Vocalocity is a good example of a VoIP service designed for the needs of larger small businesses. Services at this level are more expensive than the types of plans that RingCentral has to offer, but Vocalocity's plans include additional features such as 911 emergency-response support, as well as even more powerful options.
Hardware: Other than SIP-enabled phones, no hardware is required. The company strongly suggests using the plug-and-play certified IP phones that it sells directly, which start at $75 each, but you'll find unofficial support for a number of other SIP-enabled phones, too.
Price per user: Vocalocity offers a trio of plans, which you can mix and match for your various extensions. An unlimited extension costs $40 per month for unlimited U.S and Canadian calling. A metered extension costs $15 per month plus $0.03 per minute, and is intended for infrequently used lines. Finally, a $15 virtual extension with unlimited minutes is available for people who need VoIP only on their mobile phones, versus a landline or softphone.

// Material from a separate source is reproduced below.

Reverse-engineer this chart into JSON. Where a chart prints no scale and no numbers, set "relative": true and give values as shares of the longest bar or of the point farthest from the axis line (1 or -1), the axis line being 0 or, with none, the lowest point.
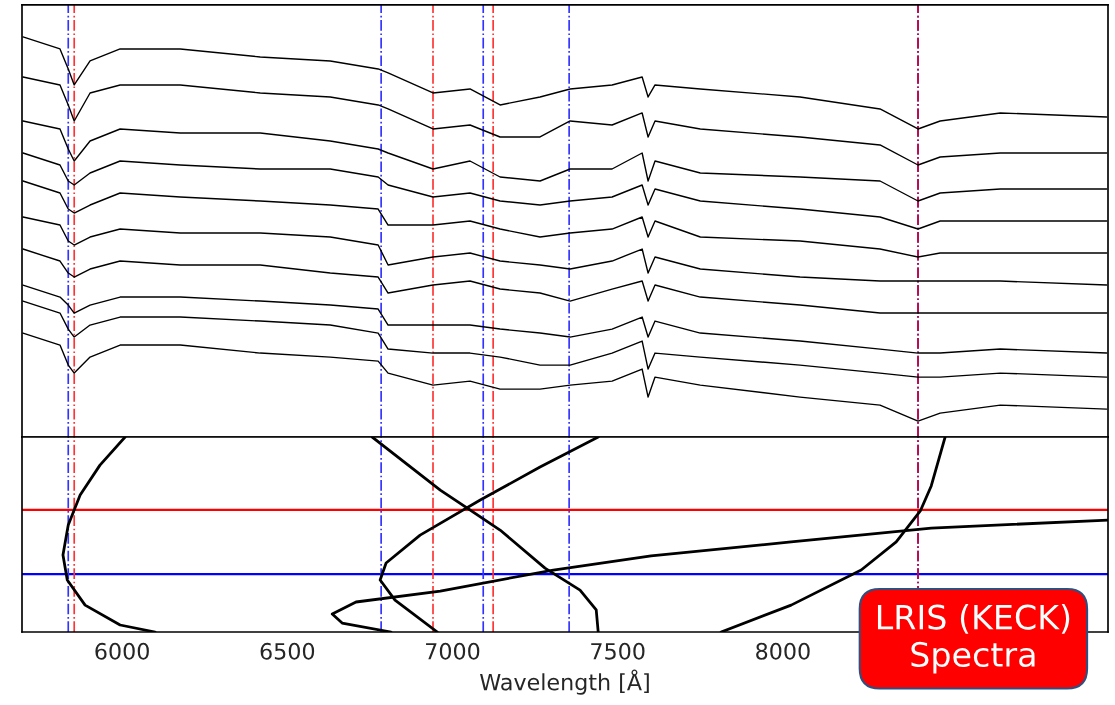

- Unlimited U.S. and Canadian calling
- 411/911 calling
- Voicemail, available via Web interface or sent to email as an MP3 file
- Caller ID
- Three-way calling
- Virtual receptionist for each extension, with support for music on hold and dial by name
- Free mobile apps and a desktop client with plug-in-based integration for several services and programs, including Outlook, Microsoft Dynamics, SugarCRM, and LinkedIn
- Advanced call forwarding, screening, logging, transferring, and parking options
The optional add-on features are too numerous to outline here, but you can find the entire list on Vocalocity's site. Highlights include the ability to add a paperless fax line ($15 per month), call bridging for 30-person conference calls ($15 per month plus $0.03 per minute), voicemail transcription, call recording, and call group and queue support.